Assistant Professor SungWoo Nam has won a NASA Early Career Faculty Award for his research, “Corrugated Two-dimensional Material Enabled Flexoelectricity for Cryogenic Actuator Technology.”
 
The Early Career Faculty component of NASA’s Space Technology Research Grants Program awards grants to outstanding young faculty researchers. The three-year funding is awarded based on the theoretical feasibility of ideas and approaches that are critical to making science, space travel, and exploration more effective, affordable, and sustainable. 
 
“With the support of the NASA Early Career Faculty award, I am excited to explore flexoelectricity of crumpled 2D semiconductors for advanced cryogenic actuators. This new phenomenon, which was largely unexplored in bulk semiconductors, will not only enable new scientific understanding of strain-gradient induced polarization of crumpled 2D semiconductors, but also bring significant improvements to performance and reliability of next-generation cryogenic actuators,” said Nam.
 
Next-generation cryogenic actuator technology (CAT) calls for a wide range of operating temperatures, from -296 °C (liquid helium) to 116 °C (max on moon surface).
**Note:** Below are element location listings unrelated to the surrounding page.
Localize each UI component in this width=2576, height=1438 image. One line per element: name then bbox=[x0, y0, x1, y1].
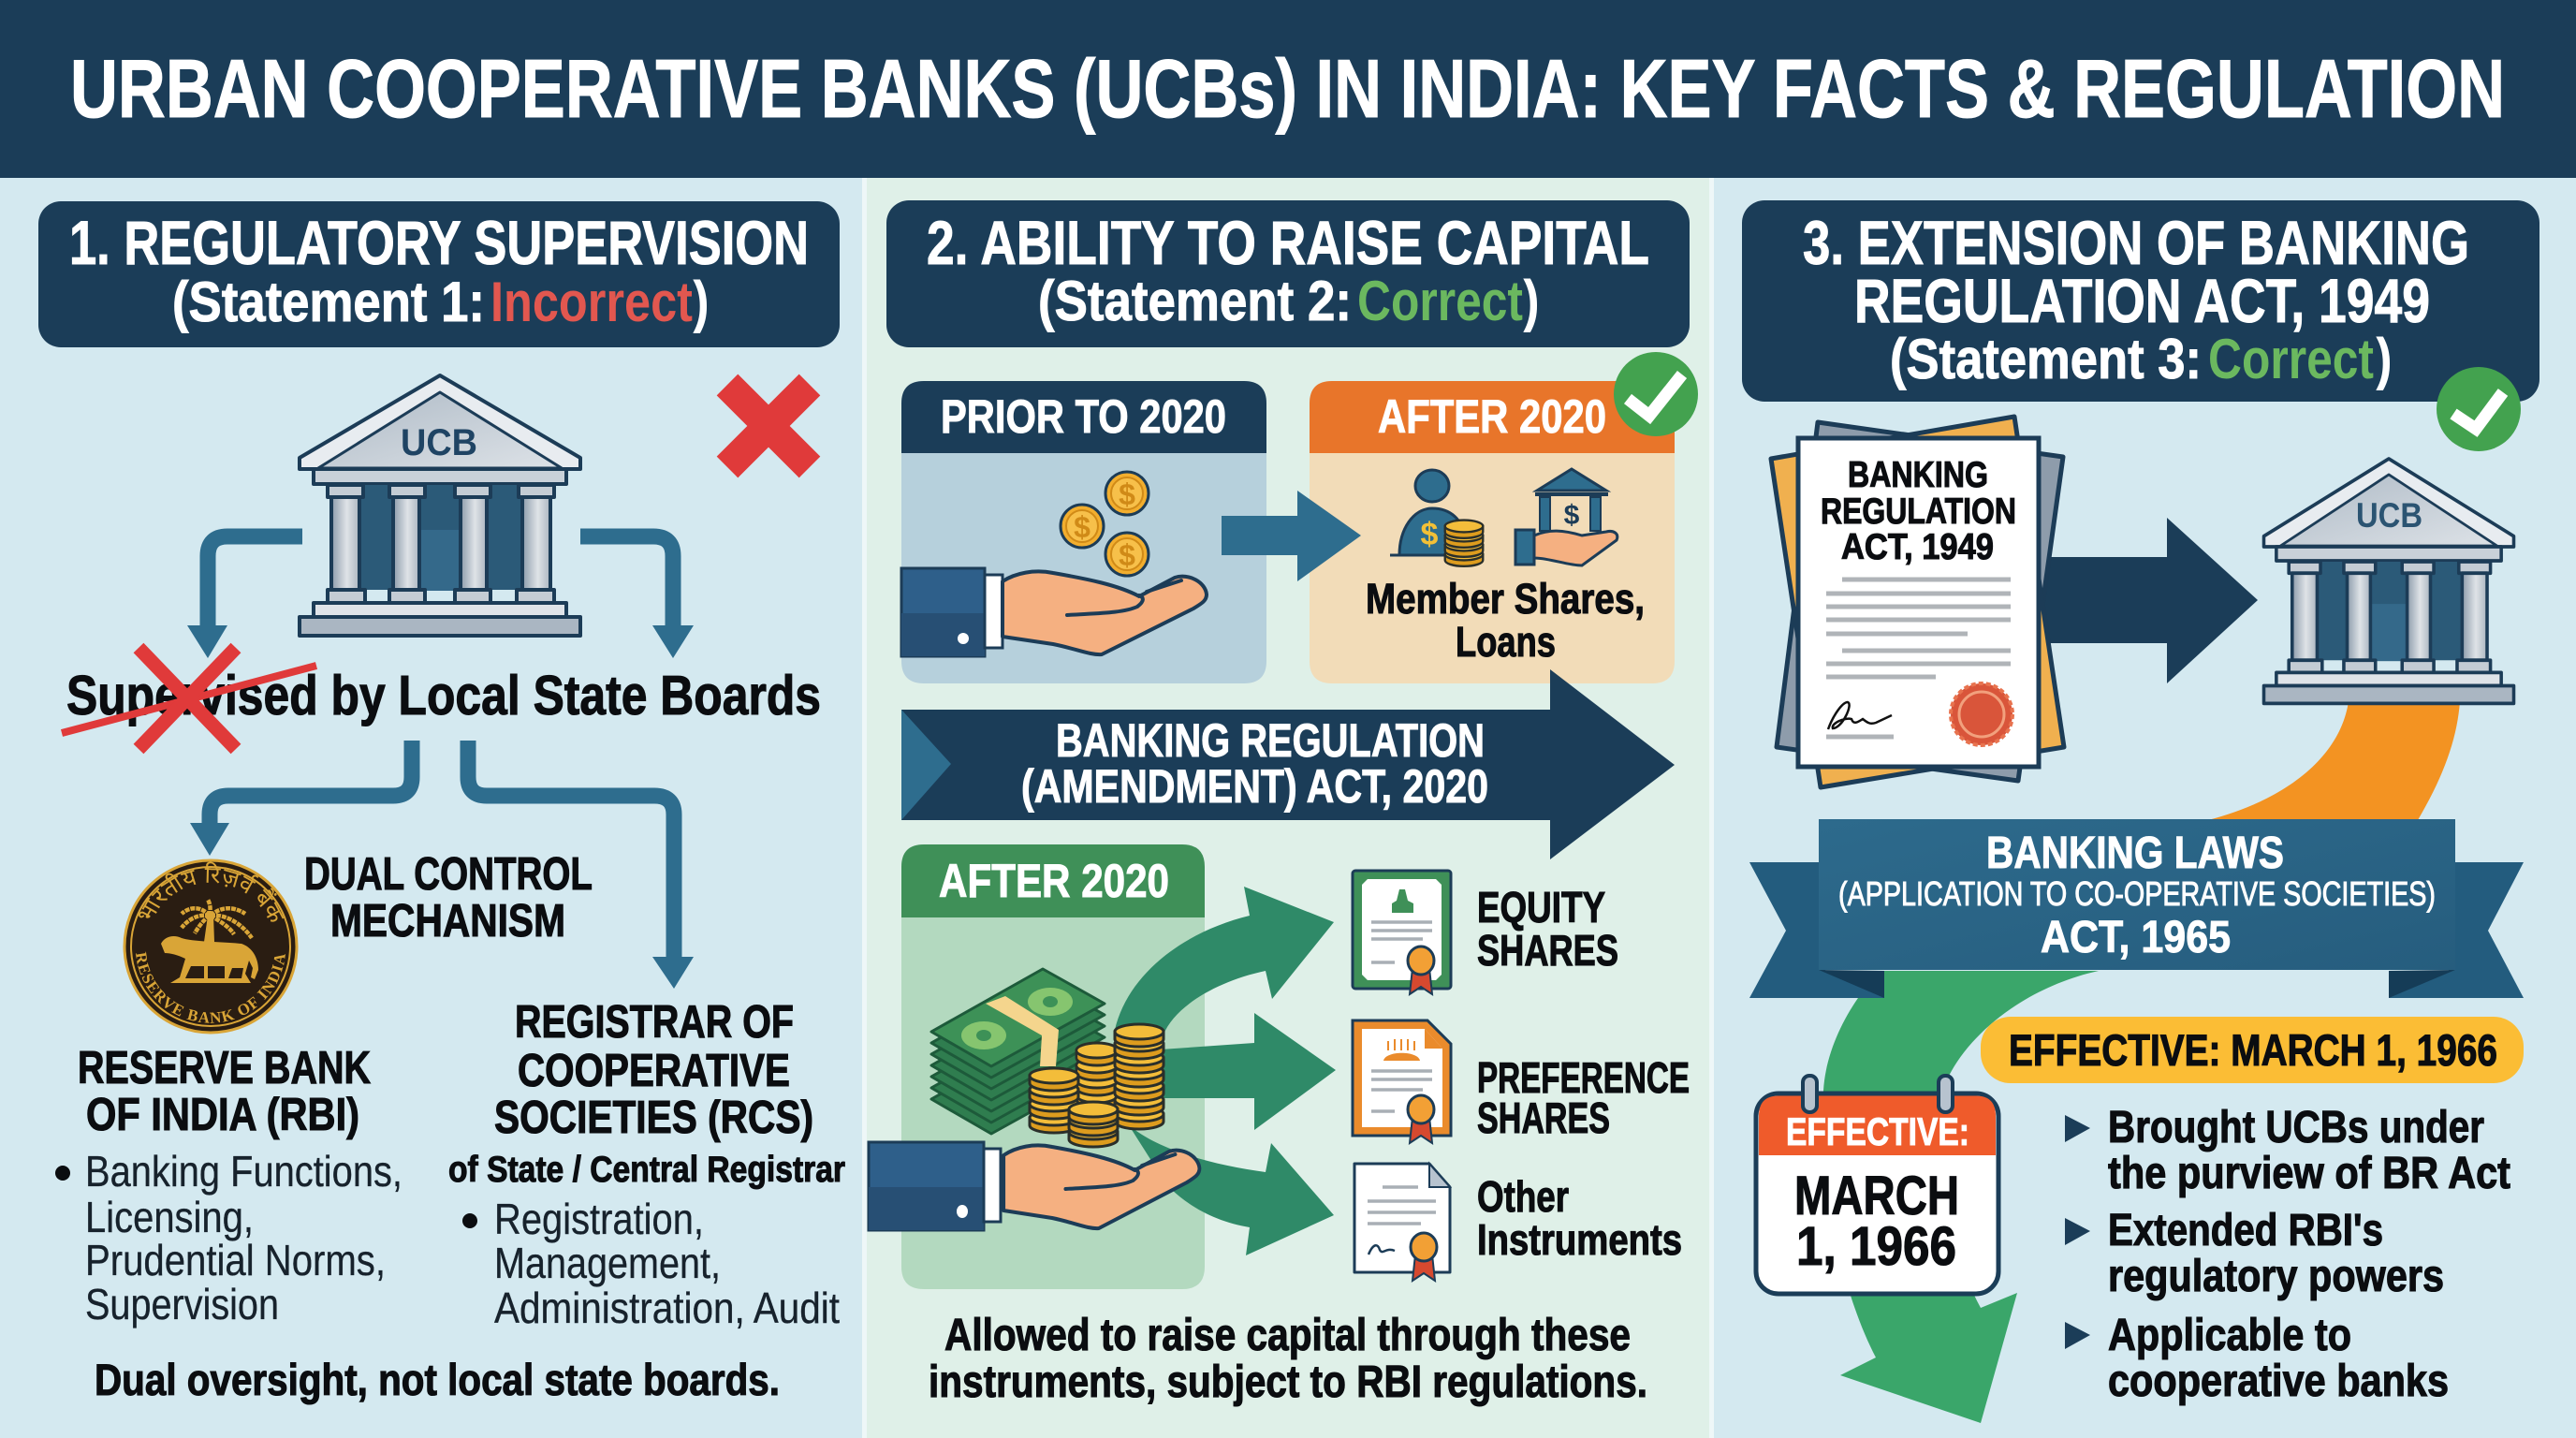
icon: UCB bank bbox=[300, 375, 580, 636]
icon: open hand bbox=[901, 568, 1207, 656]
list: RBI functions: Supervision bbox=[85, 1280, 279, 1328]
heading: panel 2 bbox=[886, 200, 1690, 347]
takeaway: panel 2: instruments, subject to RBI regulations. bbox=[929, 1357, 1647, 1407]
icon: calendar: EFFECTIVE: bbox=[1786, 1109, 1969, 1153]
text: preference shares: SHARES bbox=[1477, 1093, 1610, 1142]
text: other instruments bbox=[1477, 1172, 1682, 1264]
icon: preference certificate bbox=[1353, 1020, 1451, 1143]
document: Banking Regulation Act: ACT, 1949 bbox=[1841, 527, 1994, 567]
heading: panel 1: 1. REGULATORY SUPERVISION bbox=[69, 208, 809, 277]
heading: panel 1: (Statement 1: bbox=[172, 271, 485, 333]
icon: bank on hand bbox=[1515, 469, 1617, 565]
icon: UCB bank: UCB bbox=[401, 422, 477, 463]
heading: panel 1: ) bbox=[694, 271, 709, 333]
text: equity shares: EQUITY bbox=[1477, 883, 1605, 932]
heading: Reserve Bank of India: RESERVE BANK bbox=[78, 1043, 371, 1093]
crossed out statement bbox=[62, 648, 821, 749]
heading: Registrar of Cooperative Societies: COOPERATIVE bbox=[518, 1046, 790, 1096]
list: RCS functions: Management, bbox=[494, 1239, 721, 1287]
icon: calendar: MARCH bbox=[1794, 1166, 1959, 1226]
heading: panel 3: (Statement 3: bbox=[1890, 328, 2202, 390]
heading: panel 3: ) bbox=[2377, 328, 2392, 390]
heading: Registrar of Cooperative Societies: SOCIETIES (RCS) bbox=[494, 1093, 813, 1143]
takeaway: panel 2 bbox=[929, 1311, 1647, 1407]
list: effects of the act bbox=[2065, 1103, 2510, 1406]
icon: other instruments document bbox=[1354, 1164, 1450, 1281]
card: after 2020 capital raising bbox=[901, 844, 1205, 1289]
label: dual control mechanism: MECHANISM bbox=[330, 896, 565, 946]
panel: ability to raise capital bbox=[869, 200, 1698, 1407]
text: other instruments: Other bbox=[1477, 1172, 1569, 1221]
title banner bbox=[0, 0, 2576, 178]
arrows: to instruments bbox=[1115, 887, 1336, 1255]
text: equity shares: SHARES bbox=[1477, 926, 1618, 975]
icon: calendar: 1, 1966 bbox=[1796, 1216, 1956, 1277]
icon: open hand holding money bbox=[869, 1142, 1199, 1230]
icon: RBI seal: भारतीय रिज़र्व बैंक bbox=[139, 861, 285, 922]
icon: cash stack and coins bbox=[931, 969, 1164, 1147]
list: RCS functions: Registration, bbox=[494, 1195, 704, 1243]
arrow: act to bank bbox=[2031, 518, 2258, 683]
icon: coins: $ bbox=[1119, 538, 1135, 572]
list: RBI functions: Banking Functions, bbox=[85, 1147, 402, 1196]
card: prior to 2020 bbox=[901, 381, 1266, 683]
list: RBI functions: Licensing, bbox=[85, 1193, 254, 1241]
icon: coins: $ bbox=[1119, 477, 1135, 511]
card: after 2020 capital raising: AFTER 2020 bbox=[939, 855, 1169, 907]
heading: Reserve Bank of India bbox=[78, 1043, 371, 1140]
document: Banking Regulation Act: REGULATION bbox=[1821, 492, 2016, 532]
heading: Registrar of Cooperative Societies: of State / Central Registrar bbox=[448, 1150, 845, 1190]
panel: extension of banking regulation act bbox=[1742, 200, 2539, 1423]
list: RCS functions bbox=[462, 1195, 840, 1332]
heading: panel 3 bbox=[1742, 200, 2539, 402]
text: other instruments: Instruments bbox=[1477, 1215, 1682, 1264]
panel background: capital bbox=[867, 178, 1709, 1438]
crossed out statement: Supervised by Local State Boards bbox=[66, 665, 821, 726]
text: preference shares bbox=[1477, 1053, 1690, 1142]
arrow: prior to after bbox=[1222, 491, 1361, 581]
icon: coins bbox=[1061, 472, 1149, 576]
takeaway: panel 1: Dual oversight, not local state boards. bbox=[95, 1355, 780, 1404]
heading: panel 1 bbox=[38, 201, 840, 347]
icon: calendar bbox=[1756, 1076, 1998, 1294]
card: after 2020 member shares: Member Shares, bbox=[1366, 575, 1645, 623]
card: after 2020 member shares: Loans bbox=[1456, 618, 1556, 666]
label: dual control mechanism bbox=[304, 849, 593, 946]
icon: RBI seal: RESERVE BANK OF INDIA bbox=[136, 951, 285, 1023]
ribbon: Banking Laws Act 1965: (APPLICATION TO CO-OPERATIVE SOCIETIES) bbox=[1838, 874, 2436, 913]
list: effects of the act: the purview of BR Act bbox=[2108, 1149, 2510, 1198]
icon: UCB bank: UCB bbox=[2356, 496, 2422, 535]
pill: effective date bbox=[1981, 1017, 2524, 1083]
ribbon: Banking Laws Act 1965: ACT, 1965 bbox=[2041, 913, 2231, 962]
heading: Registrar of Cooperative Societies bbox=[448, 997, 845, 1190]
arrows to regulators bbox=[190, 741, 694, 989]
list: RCS functions: Administration, Audit bbox=[494, 1284, 840, 1332]
heading: panel 2: 2. ABILITY TO RAISE CAPITAL bbox=[927, 208, 1649, 277]
icon: RBI seal bbox=[124, 859, 298, 1034]
list: effects of the act: cooperative banks bbox=[2108, 1357, 2449, 1406]
ribbon: Banking Laws Act 1965 bbox=[1749, 819, 2524, 998]
heading: Registrar of Cooperative Societies: REGISTRAR OF bbox=[515, 997, 794, 1048]
text: preference shares: PREFERENCE bbox=[1477, 1053, 1690, 1102]
list: effects of the act: Brought UCBs under bbox=[2108, 1103, 2484, 1152]
icon: incorrect cross bbox=[727, 385, 810, 467]
heading: panel 2: ) bbox=[1524, 270, 1539, 332]
card: after 2020 member shares: AFTER 2020 bbox=[1378, 390, 1606, 443]
list: effects of the act: Extended RBI's bbox=[2108, 1206, 2383, 1255]
arrows from bank bbox=[187, 536, 694, 658]
banner arrow: amendment act bbox=[901, 669, 1675, 859]
card: prior to 2020: PRIOR TO 2020 bbox=[941, 390, 1226, 443]
icon: coins: $ bbox=[1074, 510, 1090, 544]
heading: panel 2: (Statement 2: bbox=[1038, 270, 1352, 332]
heading: panel 3: Correct bbox=[2208, 328, 2374, 390]
icon: bank on hand: $ bbox=[1564, 500, 1580, 531]
list: effects of the act: Applicable to bbox=[2108, 1311, 2351, 1360]
heading: panel 3: REGULATION ACT, 1949 bbox=[1854, 266, 2430, 335]
icon: member with coins bbox=[1390, 470, 1483, 566]
ribbon: Banking Laws Act 1965: BANKING LAWS bbox=[1986, 829, 2284, 878]
swoosh: green arrow bbox=[1823, 971, 2099, 1423]
swoosh: orange bbox=[2208, 701, 2460, 820]
panel: regulatory supervision bbox=[38, 201, 845, 1404]
document: Banking Regulation Act bbox=[1771, 417, 2064, 787]
heading: panel 2: Correct bbox=[1357, 270, 1523, 332]
card: after 2020 member shares bbox=[1310, 381, 1675, 683]
banner arrow: amendment act: BANKING REGULATION bbox=[1056, 714, 1485, 767]
list: RBI functions bbox=[55, 1147, 402, 1328]
icon: green check bbox=[1614, 352, 1698, 436]
icon: member with coins: $ bbox=[1421, 517, 1439, 552]
heading: panel 1: Incorrect bbox=[490, 271, 693, 333]
heading: Reserve Bank of India: OF INDIA (RBI) bbox=[86, 1090, 359, 1140]
label: dual control mechanism: DUAL CONTROL bbox=[304, 849, 593, 900]
document: Banking Regulation Act: BANKING bbox=[1848, 455, 1988, 495]
icon: UCB bank bbox=[2263, 459, 2514, 703]
list: effects of the act: regulatory powers bbox=[2108, 1252, 2444, 1301]
banner arrow: amendment act: (AMENDMENT) ACT, 2020 bbox=[1021, 760, 1488, 813]
list: RBI functions: Prudential Norms, bbox=[85, 1236, 386, 1284]
takeaway: panel 2: Allowed to raise capital through these bbox=[944, 1311, 1631, 1360]
icon: green check bbox=[2437, 367, 2521, 451]
icon: equity certificate bbox=[1353, 871, 1451, 994]
text: equity shares bbox=[1477, 883, 1618, 975]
Achieving such a wide range is challenging for conventional piezoelectric actuators because at low temperatures, piezoelectric coefficient will drastically decay, and at high temperatures (near the Curie temperature) the devices will be depolarized and completely inoperable. These performance degradations are especially problematic for conventional polycrystalline piezoelectric materials. 
 
Nam earned his PhD in applied physics in 2011 from Harvard University, and was a postdoctoral fellow at the University of California, Berkeley, before joining MechSE in the fall 2012. 
 
His research program at Illinois is focused on multifunctional engineered nanomaterials and devices. In particular, his laboratory focuses on nano-engineering graphene and two-dimensional materials-based nanostructures and devices for multifunctionality.